The storm-ravaged streets of Buffalo reopened Thursday as authorities continue to search for people who died or are trapped following last week’s once-in-a-generation blizzard that pummeled the area with around 40 inches of snow
Mayor Byron Brown announced at a press conference late Wednesday that the city’s driving ban would be lifted after midnight. Suburban roads, highways and Buffalo Niagara International Airport had already reopened.
Brown touted “significant progress” in snow removal, but still cautioned residents against venturing out in their vehicles unless necessary.
Also on Wednesday, Erie County Executive Mark Poloncarz confirmed 37 fatalities in his jurisdiction, with 29 in the Buffalo area alone. By comparison, 23 deaths in western New York were blamed on the blizzard of January 1977, the previous storm against which all others were measured.
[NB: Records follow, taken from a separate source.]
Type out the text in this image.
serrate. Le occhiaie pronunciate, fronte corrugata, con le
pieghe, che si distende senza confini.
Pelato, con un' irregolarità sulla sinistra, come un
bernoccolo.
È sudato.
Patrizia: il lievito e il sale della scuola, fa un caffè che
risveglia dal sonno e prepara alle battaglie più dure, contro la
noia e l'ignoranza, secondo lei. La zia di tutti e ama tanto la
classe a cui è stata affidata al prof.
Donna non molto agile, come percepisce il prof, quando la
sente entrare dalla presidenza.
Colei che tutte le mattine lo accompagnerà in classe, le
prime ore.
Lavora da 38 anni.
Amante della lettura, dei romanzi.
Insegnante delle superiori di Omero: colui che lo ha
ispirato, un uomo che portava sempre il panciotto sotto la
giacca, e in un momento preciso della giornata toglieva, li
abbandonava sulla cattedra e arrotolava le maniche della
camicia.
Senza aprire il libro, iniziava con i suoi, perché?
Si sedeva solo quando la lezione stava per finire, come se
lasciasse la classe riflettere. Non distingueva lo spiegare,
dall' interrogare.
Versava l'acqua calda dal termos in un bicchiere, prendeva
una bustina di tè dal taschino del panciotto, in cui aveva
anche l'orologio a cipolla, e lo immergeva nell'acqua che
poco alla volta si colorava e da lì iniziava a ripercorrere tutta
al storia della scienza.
As of mid-week, multiple bodies remained unidentified.
While local authorities grappled with the possibility of finding more remains as the snow begins to melt, the National Guard continued knocking on doors to check on residents who lost power. At times, law enforcement relied on officers’ personal snowmobiles and trucks to navigate the frozen city.
As the cleanup begins, cracks have begun to appear in the local political establishment’s united front. Poloncarz called Brown’s response to the storm “embarrassing,” while Republican Erie County Sheriff John Garcia admitted that the area’s preparedness “absolutely” could have been better.
Brown, however, was unbowed, and insisted that the city “did everything that it could” given the conditions.
Unfortunately, Buffalo’s hellish week may be far from over. With rain forecast at the end of the week and temperatures set to go up as high as 50 degrees Fahrenheit, the region is bracing for potential flooding as the snow melts.
Although the National Weather Service predicts only minor issues, Gov. Kathy Hochul confirmed that the state was ready with nearly 800,000 sandbags and more than 300 pumps and generators.
“We will continue to work closely with local partners to help communities recover,” the governor wrote Wednesday on Twitter.
“We are working around the clock to help Western New York recover from this historic winter storm,” she added, “and we won’t stop until the job is done.”